2 FASCISMO E MODERNIDADE
Um dos erros mais comuns nas avaliações sobre o fenômeno fascista, que não nos ajuda
a entender a diferença entre esse movimento e outras manifestações (anteriores ou sucessivas) da
tradição autoritária e conservadora, consiste em reduzir a sua essência ao uso monopolista,
sistematicamente organizado, da força e dos aparatos repressivos. Todavia, nas sociedades
avançadas do mundo ocidental contemporâneo, cada “bloco histórico” nunca pode basear o seu poder
apenas sobre o exercício (por quanto eficiente) do domínio, por meio de uma ditadura
permanentemente empenhada na tarefa de impedir a afirmação de visões de mundo alternativas 1.

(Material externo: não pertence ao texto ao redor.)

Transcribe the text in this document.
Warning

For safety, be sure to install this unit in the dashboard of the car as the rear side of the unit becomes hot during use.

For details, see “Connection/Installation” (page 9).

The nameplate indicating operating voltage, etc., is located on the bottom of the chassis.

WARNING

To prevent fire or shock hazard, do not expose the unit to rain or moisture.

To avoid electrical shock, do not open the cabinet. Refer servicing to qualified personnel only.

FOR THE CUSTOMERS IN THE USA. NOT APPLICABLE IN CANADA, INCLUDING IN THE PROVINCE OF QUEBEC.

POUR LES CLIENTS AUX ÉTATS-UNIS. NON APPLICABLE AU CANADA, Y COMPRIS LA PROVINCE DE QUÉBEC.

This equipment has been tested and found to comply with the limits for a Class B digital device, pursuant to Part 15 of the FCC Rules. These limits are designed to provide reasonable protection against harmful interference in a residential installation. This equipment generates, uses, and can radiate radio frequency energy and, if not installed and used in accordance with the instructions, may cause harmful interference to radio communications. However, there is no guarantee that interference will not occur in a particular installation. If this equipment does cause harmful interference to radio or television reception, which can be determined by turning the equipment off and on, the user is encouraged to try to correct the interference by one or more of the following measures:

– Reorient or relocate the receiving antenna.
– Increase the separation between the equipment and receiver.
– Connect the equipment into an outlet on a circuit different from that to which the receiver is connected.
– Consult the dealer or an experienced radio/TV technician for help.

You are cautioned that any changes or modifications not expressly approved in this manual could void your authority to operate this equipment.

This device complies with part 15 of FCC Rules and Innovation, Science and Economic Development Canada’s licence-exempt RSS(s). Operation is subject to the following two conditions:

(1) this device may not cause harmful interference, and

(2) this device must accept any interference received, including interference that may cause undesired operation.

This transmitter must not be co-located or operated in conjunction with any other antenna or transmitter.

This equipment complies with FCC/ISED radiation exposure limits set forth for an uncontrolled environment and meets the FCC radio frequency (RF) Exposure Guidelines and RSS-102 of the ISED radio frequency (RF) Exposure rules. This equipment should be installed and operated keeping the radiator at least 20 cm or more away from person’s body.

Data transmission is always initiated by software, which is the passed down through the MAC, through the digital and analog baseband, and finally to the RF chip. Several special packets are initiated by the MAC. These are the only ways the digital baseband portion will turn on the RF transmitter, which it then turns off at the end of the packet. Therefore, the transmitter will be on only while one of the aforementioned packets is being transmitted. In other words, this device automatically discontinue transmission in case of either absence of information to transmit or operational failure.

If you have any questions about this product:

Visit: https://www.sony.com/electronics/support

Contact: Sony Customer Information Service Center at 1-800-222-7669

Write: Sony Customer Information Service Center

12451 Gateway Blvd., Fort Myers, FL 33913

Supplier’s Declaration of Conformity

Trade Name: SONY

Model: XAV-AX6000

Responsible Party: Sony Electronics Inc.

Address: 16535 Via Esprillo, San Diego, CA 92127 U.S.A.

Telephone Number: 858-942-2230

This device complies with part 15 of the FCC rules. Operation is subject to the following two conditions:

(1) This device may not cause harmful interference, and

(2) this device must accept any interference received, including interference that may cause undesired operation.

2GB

Também as mais autoritárias viradas políticas necessitam reconstruir um novo apa rato hegemônico e,
portanto, ministrar a arte do consenso fundindo domínio e hegemonia2. A Itália do pós-guerra ficou
dramaticamente envolvida na queda de hegemonia das suas classes dirigentes, como Gramsci
esclarece na nota 80 do parágrafo Passado e presente do Caderno 7, voltando às relações entre
consenso e força, a partir de uma pergunta fundamental: como reconstruir o aparato hegemônico do
grupo dominante desagregado pelas consequências da guerra em todos os Estados do mundo?
(GRAMSCI, 1975).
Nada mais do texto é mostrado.